|Organisations||EPCC, University of Edinburgh, University College London, University of Warwick|
|Project linkage||ExaClaw, ExCALIBUR-HEP, ELEMENT|
This testbed system and associated effort for enabling software, allows researchers to port their scientific and data-science applications to Field Programmable Gate Arrays (FPGAs) and explore performance and power advantages such technology provides. Composed of next-generation hardware and software, the testbed forms an important UK resource for exploring the future role of FPGA technology in science, engineering, and the broader computational science communities.
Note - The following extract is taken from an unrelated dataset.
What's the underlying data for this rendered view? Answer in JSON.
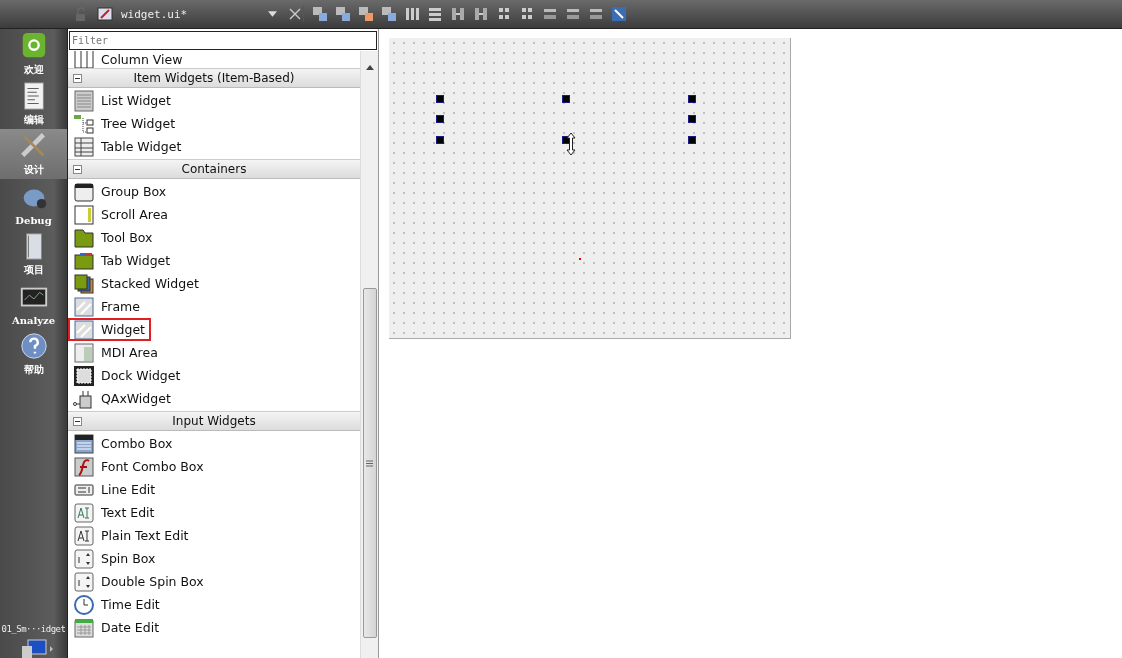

In addition to the testbed hardware itself the project has been supported by Research Software Engineer (RSE) effort to develop the software stack to enable easier usage of FPGAs, driven by specific use cases from the Excalibur Design and Development Working Groups and other interested application communities.
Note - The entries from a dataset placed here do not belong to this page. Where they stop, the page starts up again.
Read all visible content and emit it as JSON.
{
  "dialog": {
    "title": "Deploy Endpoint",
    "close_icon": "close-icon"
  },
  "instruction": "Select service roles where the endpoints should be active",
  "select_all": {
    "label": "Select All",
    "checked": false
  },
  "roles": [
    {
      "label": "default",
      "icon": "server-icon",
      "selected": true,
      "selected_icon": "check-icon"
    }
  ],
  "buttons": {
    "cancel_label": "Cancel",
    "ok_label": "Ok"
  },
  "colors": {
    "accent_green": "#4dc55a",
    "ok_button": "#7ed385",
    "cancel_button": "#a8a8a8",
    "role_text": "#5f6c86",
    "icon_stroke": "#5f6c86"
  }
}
Project partners EPCC, UCL, and Warwick worked in collaboration with FPGA vendor Xilinx, Inc to deliver and operate the testbed. The testbed is envisaged as the foundation of a future community and ecosystem around the role of FPGAs in HPC, data science, AI, and machine learning workloads in the UK. To this end the project has run a series of training events and workshops, and developed training material to ensure the system is accessible and usable.
The testbed provides access to next-generation Versal Adaptive Compute Acceleration Platform (ACAP) technology from Xilinx, including their revolutionary AI engines; hierarchical memory hardware provision, with high bandwidth (HBM2) and Non-Volatile (NVRAM) memory on some of the hosted hardware, providing a unique resource for software developers and algorithm designers to investigate this emerging field in computing hardware; multiple networking options including a high performance node-level network and direct FPGA to FPGA networking to enable system designers and applications developers to assess the relative merits of both approaches; and multiple families of FPGA, allowing evaluation of a range of technologies by users.
Additionally, RSE effort has been dedicated to providing an enabling software stack to significantly reduce the barrier to entry in utilising FPGAs for scientific and data-science applications.